U.S. forces in Korea are today concentrated near the border between North and South Korea — the famous DMZ, demilitarized zone. There they are easy targets for North Korea’s masses of old-fashioned artillery. Because they are so vulnerable, US forces are in effect hostages. If for example the US were to hit North Korea’s nuclear plants, the lives of thousands of American soldiers would be put at risk.
I first heard this idea voiced by Pat Buchanan. His variation was that our troops are nothing more than a speedbump to an invading North Korean army. Their real purpose is to incite the American people to action by dying violently in a surprise attack — and that’s no way to use our brave men (and women) in uniform.

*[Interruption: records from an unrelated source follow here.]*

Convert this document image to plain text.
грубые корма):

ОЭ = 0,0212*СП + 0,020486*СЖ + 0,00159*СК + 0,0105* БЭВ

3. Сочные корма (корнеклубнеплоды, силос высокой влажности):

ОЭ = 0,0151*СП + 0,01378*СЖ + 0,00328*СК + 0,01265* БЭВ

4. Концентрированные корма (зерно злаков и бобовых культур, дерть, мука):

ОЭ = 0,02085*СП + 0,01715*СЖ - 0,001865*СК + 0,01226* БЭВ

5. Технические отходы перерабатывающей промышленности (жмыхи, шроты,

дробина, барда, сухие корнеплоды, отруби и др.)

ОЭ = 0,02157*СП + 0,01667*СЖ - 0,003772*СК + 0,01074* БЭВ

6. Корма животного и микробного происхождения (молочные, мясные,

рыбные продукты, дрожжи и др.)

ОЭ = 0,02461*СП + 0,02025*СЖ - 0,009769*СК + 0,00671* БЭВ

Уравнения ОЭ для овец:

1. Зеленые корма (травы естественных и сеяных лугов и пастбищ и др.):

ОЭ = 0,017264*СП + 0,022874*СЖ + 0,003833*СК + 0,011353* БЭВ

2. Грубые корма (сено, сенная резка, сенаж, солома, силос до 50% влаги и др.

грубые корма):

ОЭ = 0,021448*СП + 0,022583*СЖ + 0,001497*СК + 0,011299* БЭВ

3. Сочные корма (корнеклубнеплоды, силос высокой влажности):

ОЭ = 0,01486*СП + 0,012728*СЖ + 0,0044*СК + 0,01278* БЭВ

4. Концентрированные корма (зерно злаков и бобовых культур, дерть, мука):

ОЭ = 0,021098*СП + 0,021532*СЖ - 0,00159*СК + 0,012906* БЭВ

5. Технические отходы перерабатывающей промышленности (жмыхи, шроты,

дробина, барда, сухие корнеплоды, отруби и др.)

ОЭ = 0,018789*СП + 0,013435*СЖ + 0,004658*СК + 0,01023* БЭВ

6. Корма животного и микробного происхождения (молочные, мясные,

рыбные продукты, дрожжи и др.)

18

Frum offers another interesting perspective:
Which is why soft-liners like President Roh Moo-Hyun — who used to oppose the U.S. presence in South Korea — now wish to keep US troops shoved right up against the DMZ. They may say they want the troops to deter North Korea — but they know full well that the vulnerability of those troops in fact deters the United States from confronting North Korea.

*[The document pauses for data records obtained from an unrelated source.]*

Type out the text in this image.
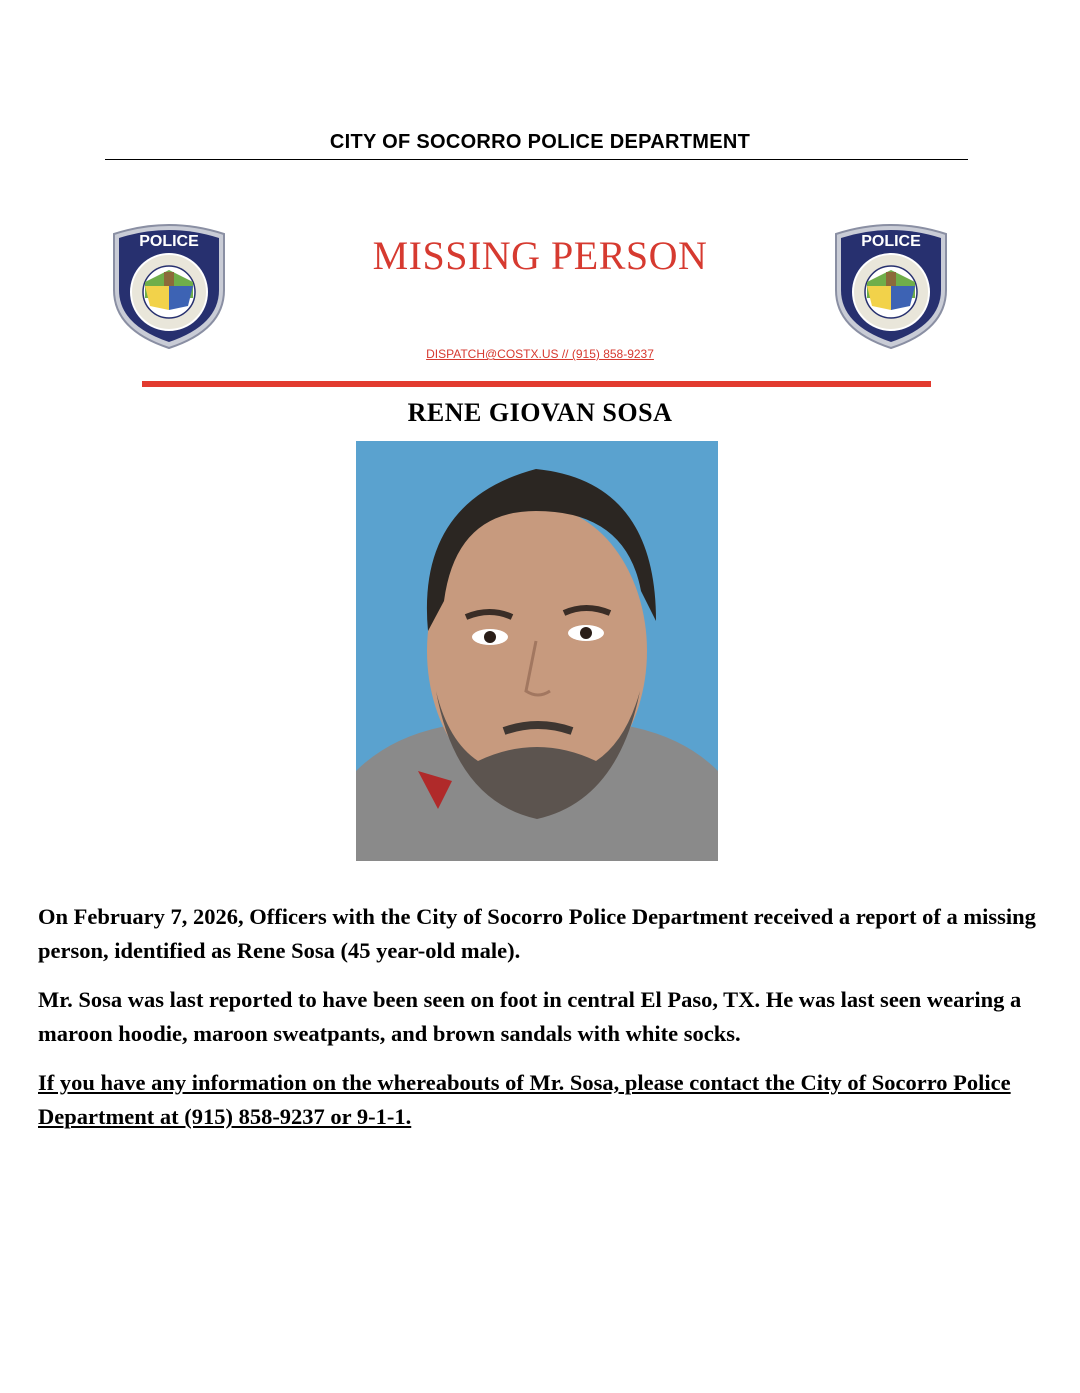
CITY OF SOCORRO POLICE DEPARTMENT
POLICE	MISSING PERSON	POLICE
DISPATCH@COSTX.US // (915) 858-9237
RENE GIOVAN SOSA

On February 7, 2026, Officers with the City of Socorro Police Department received a report of a missing person, identified as Rene Sosa (45 year-old male).

Mr. Sosa was last reported to have been seen on foot in central El Paso, TX. He was last seen wearing a maroon hoodie, maroon sweatpants, and brown sandals with white socks.

If you have any information on the whereabouts of Mr. Sosa, please contact the City of Socorro Police Department at (915) 858-9237 or 9-1-1.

For the decade since North Korea’s blackmail campaign began in 1993, those 40,000 US troops on the peninsula have stayed put, under the North’s guns. Now suddenly we learn that American forces will be redeploying in the south — out of reach of the North’s guns, but close enough to be used as a striking force if need be. South of the Han River, those forces cease to be hostages, and become again dangerous and deadly fighters. Bush’s drab communiqué is the first giant step toward regaining the ability to fight effectively in Northeast Asia. After ten years of chatter, we’re getting a decisive action, and in vivid, blunt Bush trademark style. Well done.